NASA researchers are figuring out a way to get the Mars Rover Curiosity to start digging for samples again. Between 2013 to 2015, Curiosity used its drill to collect samples from the Martian surface fifteen times. The bit was extended with a feed mechanism within the drill, which stopped functioning regularly in 2016. In December 2016, NASA halted Curiosity's trek up a hill to troubleshoot the drill, but the problem cropped up again after the engineers thought that they had fixed the problem.
On 17 October 2017, the Rover's team cautiously touched the bit to the Martian surface, and moved it sideways to measure the forces on the bit through a sensor on the arm. The sensor in question may help Curiosity regain its ability to drill and collect samples from beneath the surface of Mars, without the use of the feed mechanism. A close twin of the Curiosity Rover, on Earth is being used to test the feasibility of using the drill by only using the sensor. The sensor was originally developed to stop operations of the drill for an entire day on the detection of unusually large forces.
Deputy Project Manager Steve Lee, from NASA's Jet Propulsion Laboratory (JPL) says, "The development work and testing here at JPL has been promising. The next step is to assess the force/torque sensor on Mars. We've made tremendous progress in developing feed-extended drilling, using the Rover's versatile capabilities beyond the original design concepts. While there are still uncertainties that may complicate attempts to drill on Mars again, we are optimistic."
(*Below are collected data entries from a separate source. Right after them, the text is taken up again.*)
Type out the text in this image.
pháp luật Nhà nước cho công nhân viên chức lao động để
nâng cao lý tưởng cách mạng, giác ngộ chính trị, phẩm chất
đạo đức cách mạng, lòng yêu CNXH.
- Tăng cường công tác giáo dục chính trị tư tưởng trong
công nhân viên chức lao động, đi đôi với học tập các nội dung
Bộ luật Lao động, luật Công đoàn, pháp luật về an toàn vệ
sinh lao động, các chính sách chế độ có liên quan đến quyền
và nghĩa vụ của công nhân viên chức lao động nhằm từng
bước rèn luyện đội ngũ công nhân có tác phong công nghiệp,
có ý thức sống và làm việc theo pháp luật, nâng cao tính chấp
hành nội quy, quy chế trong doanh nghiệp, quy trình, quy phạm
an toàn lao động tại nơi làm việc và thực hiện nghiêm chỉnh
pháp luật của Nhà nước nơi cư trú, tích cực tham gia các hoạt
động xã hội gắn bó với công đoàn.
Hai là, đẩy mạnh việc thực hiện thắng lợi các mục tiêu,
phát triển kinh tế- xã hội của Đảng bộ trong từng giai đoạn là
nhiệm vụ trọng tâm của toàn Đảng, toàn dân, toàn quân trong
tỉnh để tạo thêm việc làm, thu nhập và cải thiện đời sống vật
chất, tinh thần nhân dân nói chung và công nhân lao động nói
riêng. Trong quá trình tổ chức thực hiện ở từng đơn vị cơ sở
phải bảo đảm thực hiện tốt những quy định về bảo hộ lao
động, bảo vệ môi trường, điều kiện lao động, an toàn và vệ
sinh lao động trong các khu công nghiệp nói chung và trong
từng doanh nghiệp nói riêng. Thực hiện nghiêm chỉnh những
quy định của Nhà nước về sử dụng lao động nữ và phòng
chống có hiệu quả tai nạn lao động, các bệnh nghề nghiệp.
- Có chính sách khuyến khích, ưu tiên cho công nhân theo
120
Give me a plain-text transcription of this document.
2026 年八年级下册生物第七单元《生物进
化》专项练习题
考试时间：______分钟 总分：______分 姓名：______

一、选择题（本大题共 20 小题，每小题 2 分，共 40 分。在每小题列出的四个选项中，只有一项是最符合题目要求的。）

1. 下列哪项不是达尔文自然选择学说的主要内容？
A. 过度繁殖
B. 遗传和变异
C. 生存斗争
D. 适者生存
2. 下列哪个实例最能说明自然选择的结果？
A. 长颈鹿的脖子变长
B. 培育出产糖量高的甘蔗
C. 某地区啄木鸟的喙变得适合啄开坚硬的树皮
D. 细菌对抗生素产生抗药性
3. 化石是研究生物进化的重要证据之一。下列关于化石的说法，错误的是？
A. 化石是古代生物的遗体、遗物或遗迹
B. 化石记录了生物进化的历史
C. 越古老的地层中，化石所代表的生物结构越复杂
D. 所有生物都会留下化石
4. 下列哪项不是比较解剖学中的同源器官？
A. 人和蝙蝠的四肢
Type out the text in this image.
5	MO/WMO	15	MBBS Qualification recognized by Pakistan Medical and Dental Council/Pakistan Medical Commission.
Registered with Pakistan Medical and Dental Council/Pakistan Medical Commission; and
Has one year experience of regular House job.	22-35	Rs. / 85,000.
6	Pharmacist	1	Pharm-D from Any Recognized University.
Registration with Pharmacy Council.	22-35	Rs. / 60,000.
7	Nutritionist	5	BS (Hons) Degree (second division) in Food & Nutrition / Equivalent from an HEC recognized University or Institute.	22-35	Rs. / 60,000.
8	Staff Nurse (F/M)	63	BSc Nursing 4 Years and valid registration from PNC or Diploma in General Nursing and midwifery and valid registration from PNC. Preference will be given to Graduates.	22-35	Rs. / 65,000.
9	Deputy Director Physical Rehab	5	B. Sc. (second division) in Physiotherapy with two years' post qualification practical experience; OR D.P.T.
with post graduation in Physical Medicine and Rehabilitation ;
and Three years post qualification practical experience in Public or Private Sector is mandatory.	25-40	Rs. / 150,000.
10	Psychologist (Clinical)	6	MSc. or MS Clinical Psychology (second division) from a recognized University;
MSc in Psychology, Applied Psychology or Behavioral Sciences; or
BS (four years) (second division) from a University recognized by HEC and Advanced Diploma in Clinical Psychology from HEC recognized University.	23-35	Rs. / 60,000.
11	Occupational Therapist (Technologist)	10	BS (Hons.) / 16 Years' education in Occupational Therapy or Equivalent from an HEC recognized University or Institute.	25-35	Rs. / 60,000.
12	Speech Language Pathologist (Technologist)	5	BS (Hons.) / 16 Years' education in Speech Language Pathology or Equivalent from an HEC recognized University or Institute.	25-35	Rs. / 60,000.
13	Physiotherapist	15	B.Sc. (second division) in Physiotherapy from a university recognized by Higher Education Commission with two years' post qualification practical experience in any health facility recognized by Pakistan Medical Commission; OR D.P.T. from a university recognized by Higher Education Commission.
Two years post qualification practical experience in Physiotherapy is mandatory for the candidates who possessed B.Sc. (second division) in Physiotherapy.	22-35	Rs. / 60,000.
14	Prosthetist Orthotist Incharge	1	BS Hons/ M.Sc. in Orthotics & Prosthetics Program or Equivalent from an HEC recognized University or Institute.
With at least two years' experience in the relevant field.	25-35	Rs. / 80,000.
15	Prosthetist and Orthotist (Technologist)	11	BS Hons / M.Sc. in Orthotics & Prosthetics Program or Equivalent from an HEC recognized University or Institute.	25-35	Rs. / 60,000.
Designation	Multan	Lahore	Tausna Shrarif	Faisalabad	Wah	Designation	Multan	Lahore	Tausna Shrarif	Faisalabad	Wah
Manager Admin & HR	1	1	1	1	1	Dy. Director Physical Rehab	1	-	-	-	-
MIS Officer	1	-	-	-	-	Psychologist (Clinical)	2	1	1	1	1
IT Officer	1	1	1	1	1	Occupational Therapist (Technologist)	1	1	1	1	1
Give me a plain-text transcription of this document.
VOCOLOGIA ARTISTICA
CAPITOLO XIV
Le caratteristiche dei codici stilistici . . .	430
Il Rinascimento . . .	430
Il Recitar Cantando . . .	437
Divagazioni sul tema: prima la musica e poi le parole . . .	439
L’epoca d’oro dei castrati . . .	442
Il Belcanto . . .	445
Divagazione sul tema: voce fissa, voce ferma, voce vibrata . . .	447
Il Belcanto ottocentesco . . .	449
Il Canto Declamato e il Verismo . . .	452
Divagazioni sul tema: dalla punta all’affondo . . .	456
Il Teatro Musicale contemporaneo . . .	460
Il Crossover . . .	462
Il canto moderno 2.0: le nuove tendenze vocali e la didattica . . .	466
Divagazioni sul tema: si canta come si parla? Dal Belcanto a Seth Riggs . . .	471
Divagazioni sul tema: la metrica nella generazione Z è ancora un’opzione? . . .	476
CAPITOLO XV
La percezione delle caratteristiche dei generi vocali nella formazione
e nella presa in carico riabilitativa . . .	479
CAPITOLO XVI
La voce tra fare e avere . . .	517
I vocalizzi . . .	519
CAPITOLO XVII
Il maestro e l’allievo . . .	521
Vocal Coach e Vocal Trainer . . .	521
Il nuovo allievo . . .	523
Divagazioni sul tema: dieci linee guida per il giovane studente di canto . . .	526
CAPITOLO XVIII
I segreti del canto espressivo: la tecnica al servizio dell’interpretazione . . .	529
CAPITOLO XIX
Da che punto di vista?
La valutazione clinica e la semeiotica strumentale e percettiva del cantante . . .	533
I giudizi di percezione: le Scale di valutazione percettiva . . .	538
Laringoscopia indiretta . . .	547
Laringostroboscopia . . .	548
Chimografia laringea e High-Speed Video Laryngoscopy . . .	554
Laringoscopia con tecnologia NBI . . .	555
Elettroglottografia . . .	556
The drill has been a problem for scientists even when it was working, as it has the potential to contaminate the Red Planet with microbes from Earth, if it encounters water during its drilling. Irrespective of whether Curiosity manages to use its drill again, NASA's InSight mission which is to be launched in 2018 will be equipped with a drill that will reach far into the interiors of Mars to a degree never explored before.